Hay objetos que porque los vemos, les llamamos visibles, o les nominamos audibles si los oímos. Al agua no contaminada le decimos potable. Del mismo modo a las personas que resulta fácil amarlas las denominamos amables.
De todas las obras de la creación, el ser humano es el más amable, es decir, toda persona es digna o merecedora de ser amada por sí.
Al hacer lista de virtudes cristianas, con frecuencia olvidamos la virtud de la amabilidad. Nos sucede como si quisiéramos ser sólo protagonistas activos del amor y renunciásemos a sentirnos amados, a reconocernos amables.

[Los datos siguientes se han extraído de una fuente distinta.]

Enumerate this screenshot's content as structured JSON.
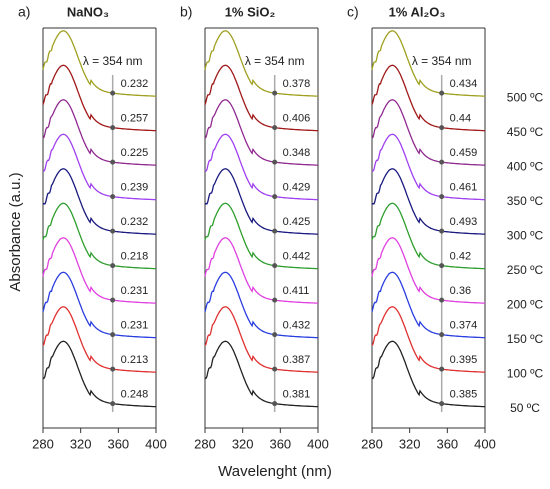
{
  "chart_data": [
    {
      "type": "line",
      "panel": "a)",
      "title": "NaNO₃",
      "annotation": "λ = 354 nm",
      "xlim": [
        280,
        400
      ],
      "xticks": [
        280,
        320,
        360,
        400
      ],
      "values": [
        0.248,
        0.213,
        0.231,
        0.231,
        0.218,
        0.232,
        0.239,
        0.225,
        0.257,
        0.232
      ]
    },
    {
      "type": "line",
      "panel": "b)",
      "title": "1% SiO₂",
      "annotation": "λ = 354 nm",
      "xlim": [
        280,
        400
      ],
      "xticks": [
        280,
        320,
        360,
        400
      ],
      "values": [
        0.381,
        0.387,
        0.432,
        0.411,
        0.442,
        0.425,
        0.429,
        0.348,
        0.406,
        0.378
      ]
    },
    {
      "type": "line",
      "panel": "c)",
      "title": "1% Al₂O₃",
      "annotation": "λ = 354 nm",
      "xlim": [
        280,
        400
      ],
      "xticks": [
        280,
        320,
        360,
        400
      ],
      "values": [
        0.385,
        0.395,
        0.374,
        0.36,
        0.42,
        0.493,
        0.461,
        0.459,
        0.44,
        0.434
      ],
      "temperatures": [
        "50 ºC",
        "100 ºC",
        "150 ºC",
        "200 ºC",
        "250 ºC",
        "300 ºC",
        "350 ºC",
        "400 ºC",
        "450 ºC",
        "500 ºC"
      ]
    }
  ],
  "colors": [
    "#222222",
    "#e03030",
    "#2a3ee0",
    "#e040e0",
    "#2e9e2e",
    "#1a1a80",
    "#a040f0",
    "#902a90",
    "#a01818",
    "#a0a020"
  ],
  "xlabel": "Wavelenght (nm)",
  "ylabel": "Absorbance (a.u.)"
}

En último término, nuestra actitud orgullosa podría ser una renuncia a la pobreza, que es sentirse uno necesitado o destinatario de la caridad de los otros.

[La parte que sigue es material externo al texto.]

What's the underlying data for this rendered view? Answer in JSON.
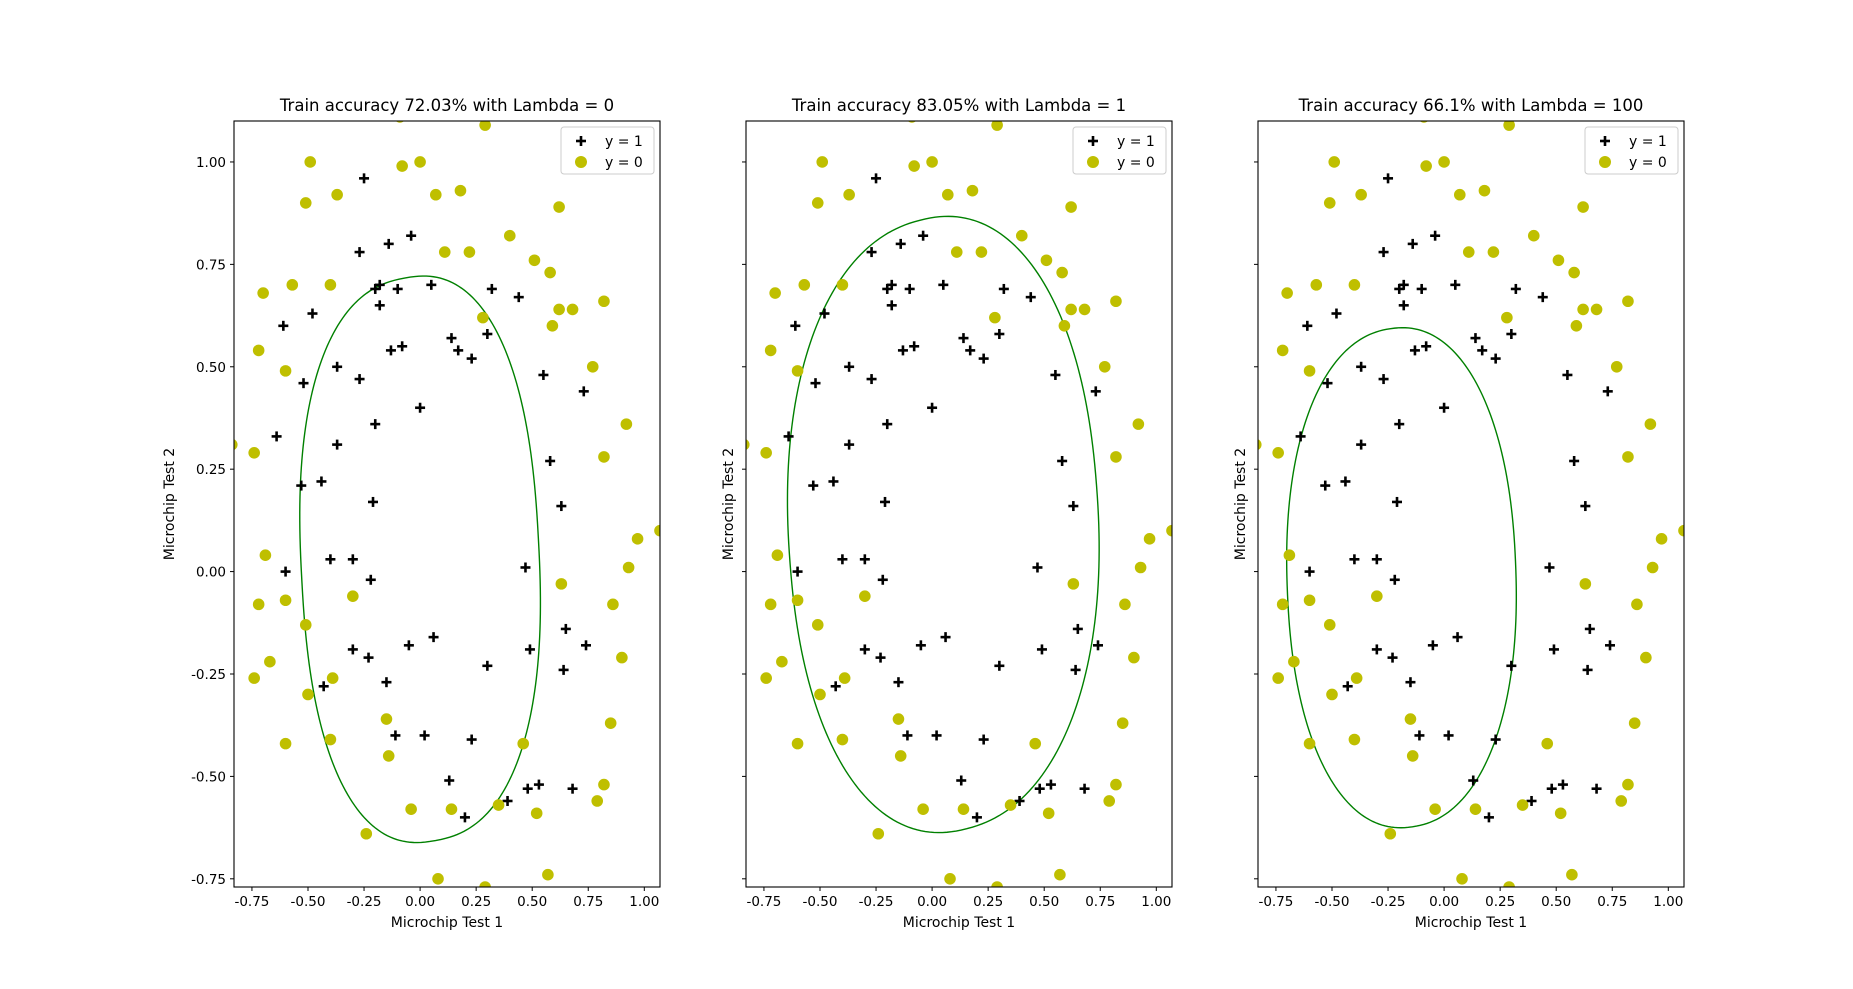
{
  "figure": {
    "background": "#ffffff"
  },
  "colors": {
    "positive": "#000000",
    "negative": "#bfbf00",
    "boundary": "#008000"
  },
  "chart_data": [
    {
      "type": "scatter",
      "title": "Train accuracy 72.03% with Lambda = 0",
      "xlabel": "Microchip Test 1",
      "ylabel": "Microchip Test 2",
      "xlim": [
        -0.83,
        1.07
      ],
      "ylim": [
        -0.77,
        1.1
      ],
      "xticks": [
        "-0.75",
        "-0.50",
        "-0.25",
        "0.00",
        "0.25",
        "0.50",
        "0.75",
        "1.00"
      ],
      "yticks": [
        "-0.75",
        "-0.50",
        "-0.25",
        "0.00",
        "0.25",
        "0.50",
        "0.75",
        "1.00"
      ],
      "legend": {
        "placement": "top-right",
        "entries": [
          "y = 1",
          "y = 0"
        ]
      },
      "boundary": {
        "cx": 0.0,
        "cy": 0.03,
        "rx": 0.53,
        "ry": 0.69,
        "power": 2.4,
        "rot": 0.1
      }
    },
    {
      "type": "scatter",
      "title": "Train accuracy 83.05% with Lambda = 1",
      "xlabel": "Microchip Test 1",
      "ylabel": "Microchip Test 2",
      "xlim": [
        -0.83,
        1.07
      ],
      "ylim": [
        -0.77,
        1.1
      ],
      "xticks": [
        "-0.75",
        "-0.50",
        "-0.25",
        "0.00",
        "0.25",
        "0.50",
        "0.75",
        "1.00"
      ],
      "yticks": [],
      "legend": {
        "placement": "top-right",
        "entries": [
          "y = 1",
          "y = 0"
        ]
      },
      "boundary": {
        "cx": 0.05,
        "cy": 0.115,
        "rx": 0.69,
        "ry": 0.75,
        "power": 2.2,
        "rot": 0.14
      }
    },
    {
      "type": "scatter",
      "title": "Train accuracy 66.1% with Lambda = 100",
      "xlabel": "Microchip Test 1",
      "ylabel": "Microchip Test 2",
      "xlim": [
        -0.83,
        1.07
      ],
      "ylim": [
        -0.77,
        1.1
      ],
      "xticks": [
        "-0.75",
        "-0.50",
        "-0.25",
        "0.00",
        "0.25",
        "0.50",
        "0.75",
        "1.00"
      ],
      "yticks": [],
      "legend": {
        "placement": "top-right",
        "entries": [
          "y = 1",
          "y = 0"
        ]
      },
      "boundary": {
        "cx": -0.19,
        "cy": -0.015,
        "rx": 0.51,
        "ry": 0.61,
        "power": 2.2,
        "rot": 0.08
      }
    }
  ],
  "points": {
    "positive": [
      [
        -0.25,
        0.96
      ],
      [
        -0.14,
        0.8
      ],
      [
        -0.27,
        0.78
      ],
      [
        -0.04,
        0.82
      ],
      [
        -0.2,
        0.69
      ],
      [
        -0.18,
        0.7
      ],
      [
        -0.1,
        0.69
      ],
      [
        0.05,
        0.7
      ],
      [
        0.32,
        0.69
      ],
      [
        0.44,
        0.67
      ],
      [
        -0.18,
        0.65
      ],
      [
        -0.48,
        0.63
      ],
      [
        -0.61,
        0.6
      ],
      [
        0.3,
        0.58
      ],
      [
        0.14,
        0.57
      ],
      [
        -0.13,
        0.54
      ],
      [
        -0.08,
        0.55
      ],
      [
        0.17,
        0.54
      ],
      [
        0.23,
        0.52
      ],
      [
        -0.37,
        0.5
      ],
      [
        -0.27,
        0.47
      ],
      [
        -0.52,
        0.46
      ],
      [
        0.55,
        0.48
      ],
      [
        0.73,
        0.44
      ],
      [
        0.0,
        0.4
      ],
      [
        -0.2,
        0.36
      ],
      [
        -0.64,
        0.33
      ],
      [
        -0.37,
        0.31
      ],
      [
        0.58,
        0.27
      ],
      [
        -0.44,
        0.22
      ],
      [
        -0.53,
        0.21
      ],
      [
        -0.21,
        0.17
      ],
      [
        0.63,
        0.16
      ],
      [
        -0.4,
        0.03
      ],
      [
        -0.3,
        0.03
      ],
      [
        -0.6,
        0.0
      ],
      [
        0.47,
        0.01
      ],
      [
        -0.22,
        -0.02
      ],
      [
        0.65,
        -0.14
      ],
      [
        -0.3,
        -0.19
      ],
      [
        0.49,
        -0.19
      ],
      [
        0.74,
        -0.18
      ],
      [
        -0.05,
        -0.18
      ],
      [
        0.06,
        -0.16
      ],
      [
        -0.23,
        -0.21
      ],
      [
        0.3,
        -0.23
      ],
      [
        0.64,
        -0.24
      ],
      [
        -0.43,
        -0.28
      ],
      [
        -0.15,
        -0.27
      ],
      [
        -0.11,
        -0.4
      ],
      [
        0.02,
        -0.4
      ],
      [
        0.23,
        -0.41
      ],
      [
        0.13,
        -0.51
      ],
      [
        0.53,
        -0.52
      ],
      [
        0.48,
        -0.53
      ],
      [
        0.68,
        -0.53
      ],
      [
        0.39,
        -0.56
      ],
      [
        0.2,
        -0.6
      ]
    ],
    "negative": [
      [
        -0.09,
        1.11
      ],
      [
        0.29,
        1.09
      ],
      [
        -0.49,
        1.0
      ],
      [
        -0.08,
        0.99
      ],
      [
        0.0,
        1.0
      ],
      [
        -0.37,
        0.92
      ],
      [
        -0.51,
        0.9
      ],
      [
        0.07,
        0.92
      ],
      [
        0.18,
        0.93
      ],
      [
        0.62,
        0.89
      ],
      [
        0.4,
        0.82
      ],
      [
        0.11,
        0.78
      ],
      [
        0.22,
        0.78
      ],
      [
        0.51,
        0.76
      ],
      [
        -0.57,
        0.7
      ],
      [
        -0.4,
        0.7
      ],
      [
        0.58,
        0.73
      ],
      [
        -0.7,
        0.68
      ],
      [
        0.82,
        0.66
      ],
      [
        0.62,
        0.64
      ],
      [
        0.68,
        0.64
      ],
      [
        0.28,
        0.62
      ],
      [
        0.59,
        0.6
      ],
      [
        -0.72,
        0.54
      ],
      [
        -0.6,
        0.49
      ],
      [
        0.77,
        0.5
      ],
      [
        0.92,
        0.36
      ],
      [
        -0.84,
        0.31
      ],
      [
        -0.74,
        0.29
      ],
      [
        0.82,
        0.28
      ],
      [
        0.97,
        0.08
      ],
      [
        1.07,
        0.1
      ],
      [
        0.93,
        0.01
      ],
      [
        -0.69,
        0.04
      ],
      [
        0.63,
        -0.03
      ],
      [
        -0.3,
        -0.06
      ],
      [
        -0.72,
        -0.08
      ],
      [
        -0.6,
        -0.07
      ],
      [
        0.86,
        -0.08
      ],
      [
        -0.51,
        -0.13
      ],
      [
        0.9,
        -0.21
      ],
      [
        -0.67,
        -0.22
      ],
      [
        -0.74,
        -0.26
      ],
      [
        -0.39,
        -0.26
      ],
      [
        -0.5,
        -0.3
      ],
      [
        0.85,
        -0.37
      ],
      [
        -0.15,
        -0.36
      ],
      [
        -0.4,
        -0.41
      ],
      [
        -0.6,
        -0.42
      ],
      [
        0.46,
        -0.42
      ],
      [
        -0.14,
        -0.45
      ],
      [
        0.82,
        -0.52
      ],
      [
        0.79,
        -0.56
      ],
      [
        -0.04,
        -0.58
      ],
      [
        0.14,
        -0.58
      ],
      [
        0.35,
        -0.57
      ],
      [
        0.52,
        -0.59
      ],
      [
        -0.24,
        -0.64
      ],
      [
        0.57,
        -0.74
      ],
      [
        0.08,
        -0.75
      ],
      [
        0.29,
        -0.77
      ]
    ]
  }
}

El hombre, creado a imagen y semejanza de Dios, es receptor en su misma persona, del amor de Dios; en el fondo de todo hombre, reposa el amor de Dios. Así, como en un remanso de agua cristalina y mansa sucede entonces que se puede ver claramente el fondo. Por el contrario, la agitación descomedida del hombre remueve y enturbia todo, dando la sensación desagradable de suciedad.
La virtud de la amabilidad nos lleva a ser como agua cristalina que permite que reconozcan en cada uno de nosotros la imagen de Dios que nos pertenece porque Él mismo nos la dio. La ausencia de esta virtud nos conduce a desbocarnos hacia el protagonismo y el estrellato. Muchas veces nos impele a querer ser visibles y audibles, hablando, gritando, buscando los primeros puestos.
Este dejarme amar, propiciará que mis palabras no sean amenazadoras. Que yo no tenga gestos agresivos. Desde mi pobreza, deseo que los hombres, vean en mí la imagen de Dios y así yo les resulte amable.